I’ve been waiting months to see Death Comes to Pemberley, after I read and reviewed the book by P. D. James earlier this year. Apparently the UK got to watch it last Christmas, and the USA earlier this year, but down here we’ve had to wait, and wait, and wait. By the time I finally found out it was being aired here, I’d already missed the first episode. 😦 Fortunately it was on a channel with a great online catch-up service, so I watched the first two episodes back to back. 🙂 Then I was disappointed to learn that I had to wait a whole week for the final installment. 😦
At first glance, the casting is not exactly what I’d have chosen, but all the actors did a great job bringing their respective characters to life. I was a little disappointed that Mr and Mrs Bennett stayed the night at Pemberley at the beginning, instead of Mr and Mrs Bingley, but it did make for some interesting exchanges between Mr Bennett and Mr Darcy.
It is fairly obvious that Death Comes to Pemberley is not part of the Austen cannon. It has the same piercing insight into the characters, but without the genteel restraint of Austen’s novels (and consequently, the film adaptions of them). Both the book and the miniseries assume that the audience are very familiar with Pride and Prejudice, but the miniseries is perhaps less subtle about it, using several flashbacks to events from the characters’ pasts throughout the series.
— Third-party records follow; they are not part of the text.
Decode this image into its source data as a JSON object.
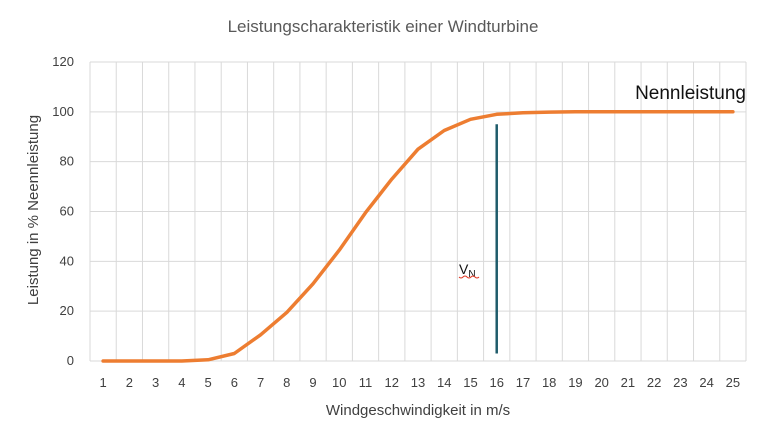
{
  "chart_data": {
    "type": "line",
    "title": "Leistungscharakteristik einer Windturbine",
    "xlabel": "Windgeschwindigkeit in m/s",
    "ylabel": "Leistung in % Neennleistung",
    "x": [
      1,
      2,
      3,
      4,
      5,
      6,
      7,
      8,
      9,
      10,
      11,
      12,
      13,
      14,
      15,
      16,
      17,
      18,
      19,
      20,
      21,
      22,
      23,
      24,
      25
    ],
    "series": [
      {
        "values": [
          0,
          0,
          0,
          0,
          0.5,
          3,
          10.5,
          19.5,
          31,
          44.5,
          59.5,
          73,
          85,
          92.5,
          97,
          99,
          99.6,
          99.9,
          100,
          100,
          100,
          100,
          100,
          100,
          100
        ]
      }
    ],
    "ylim": [
      0,
      120
    ],
    "yticks": [
      0,
      20,
      40,
      60,
      80,
      100,
      120
    ],
    "grid": true,
    "legend": "none",
    "annotations": {
      "rated_power_label": "Nennleistung",
      "rated_speed_label": "V",
      "rated_speed_subscript": "N",
      "rated_speed_x": 16,
      "rated_speed_line_ylim": [
        3,
        95
      ]
    },
    "colors": {
      "line": "#ED7D31",
      "marker_line": "#1F5C6B",
      "grid": "#D9D9D9"
    }
  }
}
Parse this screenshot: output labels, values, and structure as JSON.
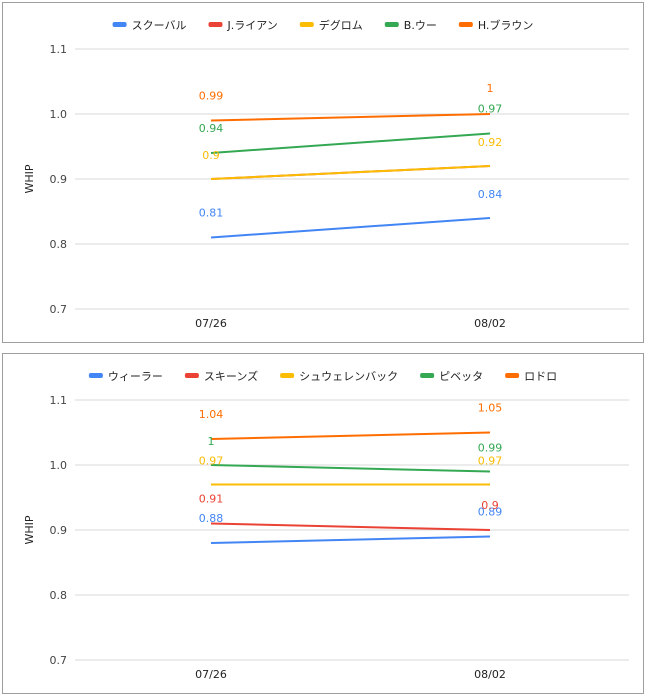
{
  "chart_data": [
    {
      "type": "line",
      "title": "",
      "xlabel": "",
      "ylabel": "WHIP",
      "categories": [
        "07/26",
        "08/02"
      ],
      "ylim": [
        0.7,
        1.1
      ],
      "yticks": [
        "0.7",
        "0.8",
        "0.9",
        "1.0",
        "1.1"
      ],
      "grid": true,
      "legend_position": "top",
      "series": [
        {
          "name": "スクーバル",
          "color": "#4285f4",
          "values": [
            0.81,
            0.84
          ],
          "labels": [
            "0.81",
            "0.84"
          ]
        },
        {
          "name": "J.ライアン",
          "color": "#ea4335",
          "values": [
            0.9,
            0.92
          ],
          "labels": [
            "",
            ""
          ]
        },
        {
          "name": "デグロム",
          "color": "#fbbc04",
          "values": [
            0.9,
            0.92
          ],
          "labels": [
            "0.9",
            "0.92"
          ]
        },
        {
          "name": "B.ウー",
          "color": "#34a853",
          "values": [
            0.94,
            0.97
          ],
          "labels": [
            "0.94",
            "0.97"
          ]
        },
        {
          "name": "H.ブラウン",
          "color": "#ff6d01",
          "values": [
            0.99,
            1.0
          ],
          "labels": [
            "0.99",
            "1"
          ]
        }
      ]
    },
    {
      "type": "line",
      "title": "",
      "xlabel": "",
      "ylabel": "WHIP",
      "categories": [
        "07/26",
        "08/02"
      ],
      "ylim": [
        0.7,
        1.1
      ],
      "yticks": [
        "0.7",
        "0.8",
        "0.9",
        "1.0",
        "1.1"
      ],
      "grid": true,
      "legend_position": "top",
      "series": [
        {
          "name": "ウィーラー",
          "color": "#4285f4",
          "values": [
            0.88,
            0.89
          ],
          "labels": [
            "0.88",
            "0.89"
          ]
        },
        {
          "name": "スキーンズ",
          "color": "#ea4335",
          "values": [
            0.91,
            0.9
          ],
          "labels": [
            "0.91",
            "0.9"
          ]
        },
        {
          "name": "シュウェレンバック",
          "color": "#fbbc04",
          "values": [
            0.97,
            0.97
          ],
          "labels": [
            "0.97",
            "0.97"
          ]
        },
        {
          "name": "ピベッタ",
          "color": "#34a853",
          "values": [
            1.0,
            0.99
          ],
          "labels": [
            "1",
            "0.99"
          ]
        },
        {
          "name": "ロドロ",
          "color": "#ff6d01",
          "values": [
            1.04,
            1.05
          ],
          "labels": [
            "1.04",
            "1.05"
          ]
        }
      ]
    }
  ]
}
As usually happens in film adaptations, things did not always occur in the same way or the same order as in the book. While nothing vital seems to have been missed out, there were times where I feel the drama was heightened – whether to make the series more interesting or to give Elizabeth more air time I couldn’t say. The big reveal at the end of the series was, in my opinion, slightly overdone, and did not maintain the strict adherence to the social niceties of the time that had been otherwise generally well portrayed. That said, I still enjoyed the series, and would recommend it to Austen fans, but should point out that it has little in common with most of P. D. James’ other works.